溫故知新 Old wisdom, today’s insight — ONGO
Can I Will What I Will?
Though I am free to act as I will, do I also have the freedom to determine, in the first place, what I will?
A man can do what he wills, but he cannot will what he wills.
This question shifted the free-will debate from "action" to "willing." Until then the dispute mainly circled the freedom to act, but Schopenhauer aimed at the layer behind it — even if action is free, the will that gives rise to it is necessarily fixed by character and motive. He accepted Kant's noumenal freedom yet insisted the empirical human cannot escape the necessity of his own character; through him, Spinoza's determinism revived. From the other side, defenders of freedom countered that through reflection a person can reshape even his own desires. Is freedom in the act or in the willing — Schopenhauer's single sentence cut that layer apart most sharply.

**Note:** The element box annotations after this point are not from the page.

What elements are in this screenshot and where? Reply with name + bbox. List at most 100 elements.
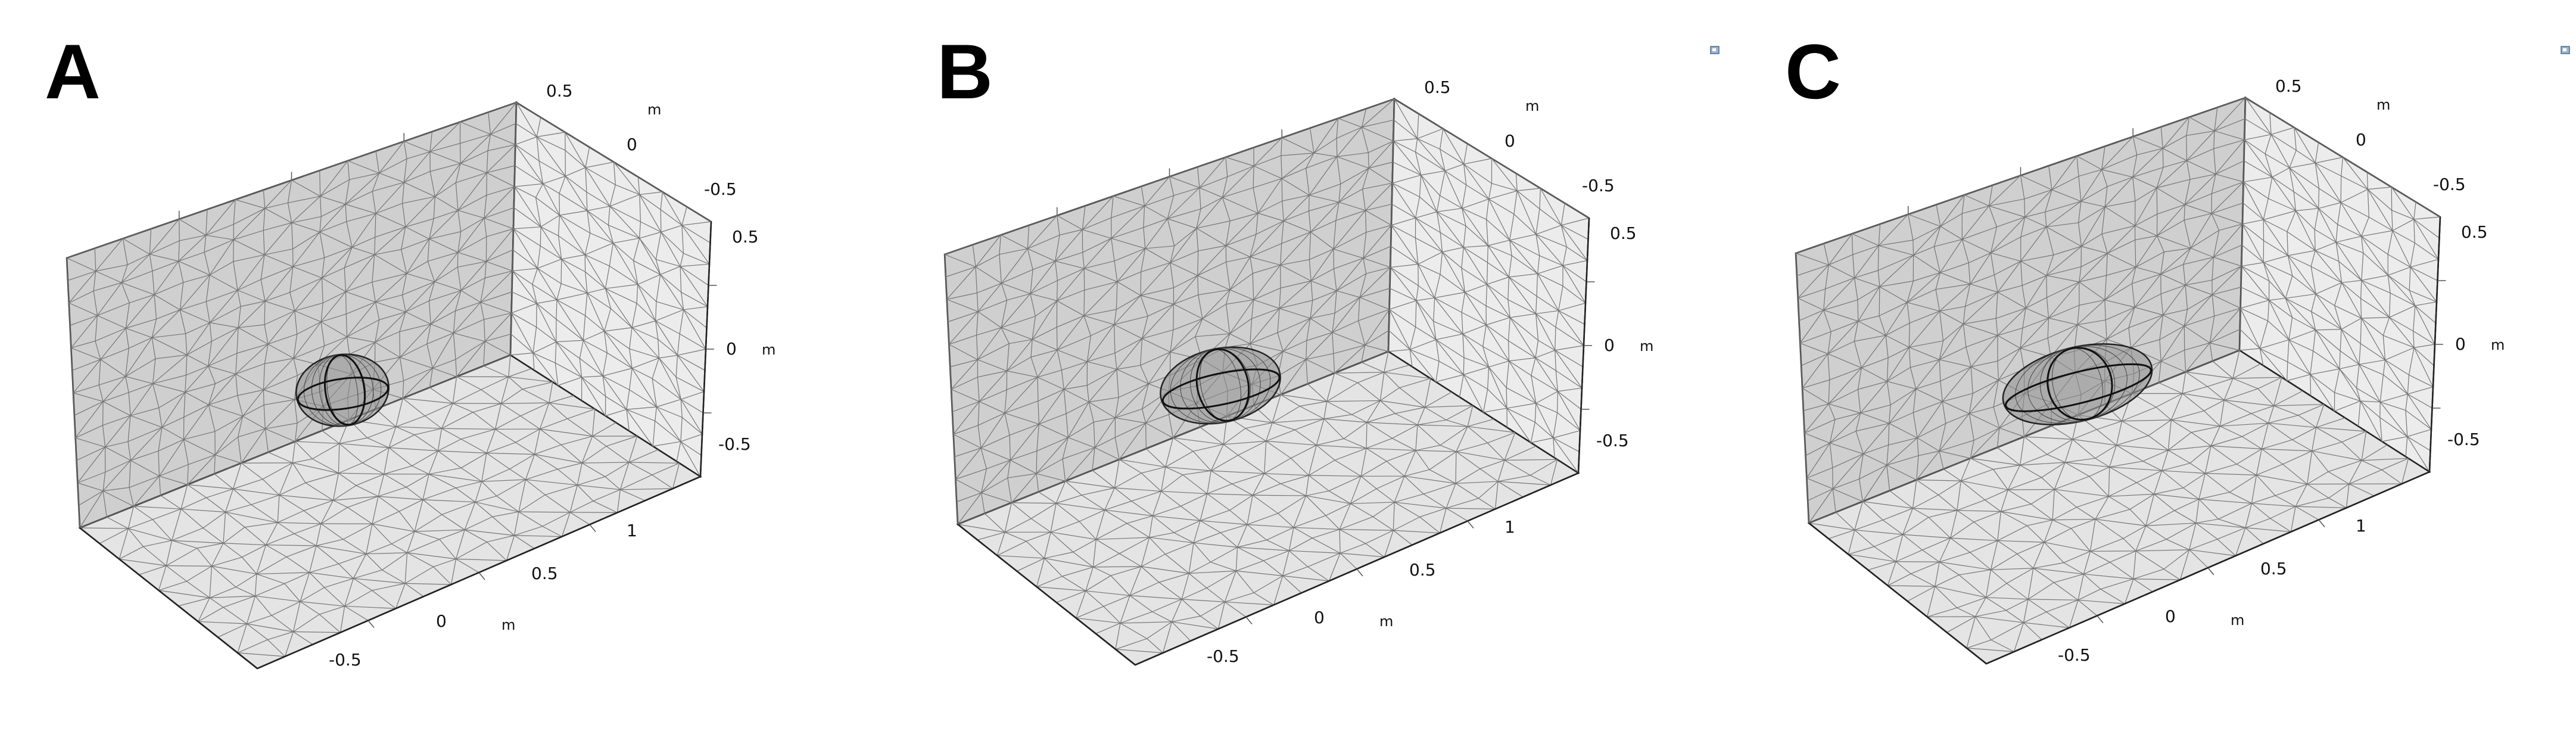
mesh-edge bbox=[429, 387, 453, 404]
mesh-edge bbox=[2361, 236, 2388, 255]
mesh-edge bbox=[1306, 168, 1310, 195]
mesh-edge bbox=[1144, 206, 1168, 219]
mesh-edge bbox=[535, 197, 560, 216]
mesh-edge bbox=[441, 412, 474, 429]
mesh-edge bbox=[1485, 305, 1510, 318]
mesh-edge bbox=[587, 293, 605, 332]
mesh-edge bbox=[1226, 290, 1231, 304]
mesh-edge bbox=[2191, 432, 2211, 446]
mesh-edge bbox=[367, 437, 390, 448]
mesh-edge bbox=[2106, 327, 2129, 340]
mesh-edge bbox=[948, 344, 951, 367]
mesh-edge bbox=[1907, 281, 1914, 303]
mesh-edge bbox=[1986, 597, 2007, 611]
mesh-edge bbox=[404, 552, 408, 584]
mesh-edge bbox=[1566, 246, 1588, 261]
mesh-edge bbox=[158, 408, 163, 428]
mesh-edge bbox=[1252, 494, 1278, 514]
mesh-edge bbox=[481, 453, 487, 482]
mesh-edge bbox=[1935, 586, 1986, 598]
mesh-edge bbox=[655, 321, 659, 340]
mesh-edge bbox=[1389, 267, 1391, 289]
mesh-edge bbox=[2077, 589, 2101, 601]
mesh-edge bbox=[1310, 268, 1334, 282]
mesh-edge bbox=[986, 459, 1011, 469]
mesh-edge bbox=[2213, 223, 2243, 258]
toolbar-icon[interactable] bbox=[2561, 46, 2570, 54]
mesh-edge bbox=[1050, 521, 1080, 533]
mesh-edge bbox=[1230, 213, 1259, 222]
mesh-edge bbox=[347, 496, 379, 508]
mesh-edge bbox=[1806, 467, 1833, 479]
mesh-edge bbox=[456, 558, 507, 561]
mesh-edge bbox=[320, 322, 325, 346]
mesh-edge bbox=[295, 430, 322, 442]
mesh-edge bbox=[1895, 561, 1911, 574]
mesh-edge bbox=[1425, 405, 1473, 408]
mesh-edge bbox=[154, 261, 179, 295]
mesh-edge bbox=[1115, 422, 1146, 438]
mesh-edge bbox=[1485, 219, 1488, 246]
mesh-edge bbox=[166, 565, 187, 582]
mesh-edge bbox=[1854, 278, 1858, 300]
mesh-edge bbox=[401, 203, 406, 227]
mesh-edge bbox=[2030, 503, 2053, 521]
mesh-edge bbox=[2328, 483, 2350, 499]
mesh-edge bbox=[2294, 127, 2316, 163]
mesh-edge bbox=[1145, 414, 1169, 424]
mesh-edge bbox=[429, 143, 460, 153]
mesh-edge bbox=[2389, 317, 2414, 332]
mesh-edge bbox=[400, 324, 431, 358]
mesh-edge bbox=[395, 426, 415, 436]
mesh-edge bbox=[2407, 386, 2434, 395]
mesh-edge bbox=[1334, 291, 1337, 313]
mesh-edge bbox=[483, 365, 509, 378]
mesh-edge bbox=[1384, 372, 1431, 379]
mesh-edge bbox=[658, 357, 681, 400]
mesh-edge bbox=[66, 257, 68, 281]
mesh-edge bbox=[2100, 579, 2134, 590]
mesh-edge bbox=[656, 399, 681, 408]
mesh-edge bbox=[660, 191, 663, 210]
mesh-edge bbox=[1487, 284, 1509, 300]
mesh-edge bbox=[1160, 466, 1166, 492]
mesh-edge bbox=[1277, 332, 1284, 352]
mesh-edge bbox=[98, 385, 104, 402]
mesh-edge bbox=[1173, 275, 1198, 288]
mesh-edge bbox=[455, 341, 485, 360]
mesh-edge bbox=[2256, 449, 2263, 475]
mesh-edge bbox=[1083, 281, 1118, 316]
mesh-edge bbox=[1380, 400, 1425, 408]
mesh-edge bbox=[1149, 515, 1153, 538]
mesh-edge bbox=[1829, 254, 1853, 266]
y-unit: m bbox=[2491, 337, 2505, 353]
mesh-edge bbox=[264, 254, 294, 268]
mesh-edge bbox=[366, 543, 392, 555]
mesh-edge bbox=[1997, 540, 2045, 543]
mesh-edge bbox=[205, 209, 208, 235]
toolbar-icon[interactable] bbox=[1710, 46, 1720, 54]
mesh-edge bbox=[495, 428, 516, 443]
mesh-edge bbox=[2213, 230, 2220, 257]
mesh-edge bbox=[2211, 445, 2262, 450]
mesh-edge bbox=[1436, 212, 1464, 248]
mesh-edge bbox=[1057, 268, 1085, 301]
mesh-edge bbox=[1225, 213, 1259, 246]
mesh-edge bbox=[1114, 353, 1117, 369]
mesh-edge bbox=[209, 290, 238, 324]
mesh-edge bbox=[460, 261, 487, 291]
mesh-edge bbox=[67, 280, 70, 303]
mesh-edge bbox=[1113, 186, 1142, 197]
mesh-edge bbox=[2361, 280, 2390, 318]
mesh-edge bbox=[349, 173, 379, 181]
mesh-edge bbox=[1307, 372, 1335, 384]
mesh-edge bbox=[1059, 229, 1083, 236]
mesh-edge bbox=[1440, 149, 1446, 171]
mesh-edge bbox=[1415, 217, 1441, 233]
mesh-edge bbox=[1094, 417, 1116, 423]
mesh-edge bbox=[1036, 450, 1038, 474]
mesh-edge bbox=[2369, 216, 2393, 231]
mesh-edge bbox=[158, 476, 161, 496]
mesh-edge bbox=[1030, 518, 1051, 533]
mesh-edge bbox=[405, 218, 434, 228]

In an age where even taste and desire are designed and recommended by data, Schopenhauer's question — am I the master of my own wanting — grows only cooler before the screen in our hand.
Schopenhauer dug the problem of freedom one layer deeper.
📝I, Too, Stand Before It
Schopenhauer dug the problem of freedom one layer deeper. A man can do what he wills. But can he choose that "willing" itself? Hunger, love, ambition — I never resolved to want them; they were already willing through me. I sense this cool question touches the very floor of regret — if I could not but will it then, can I regret a self that could not will otherwise? I stand before it too, often doubting whether I am truly the master of my own desire.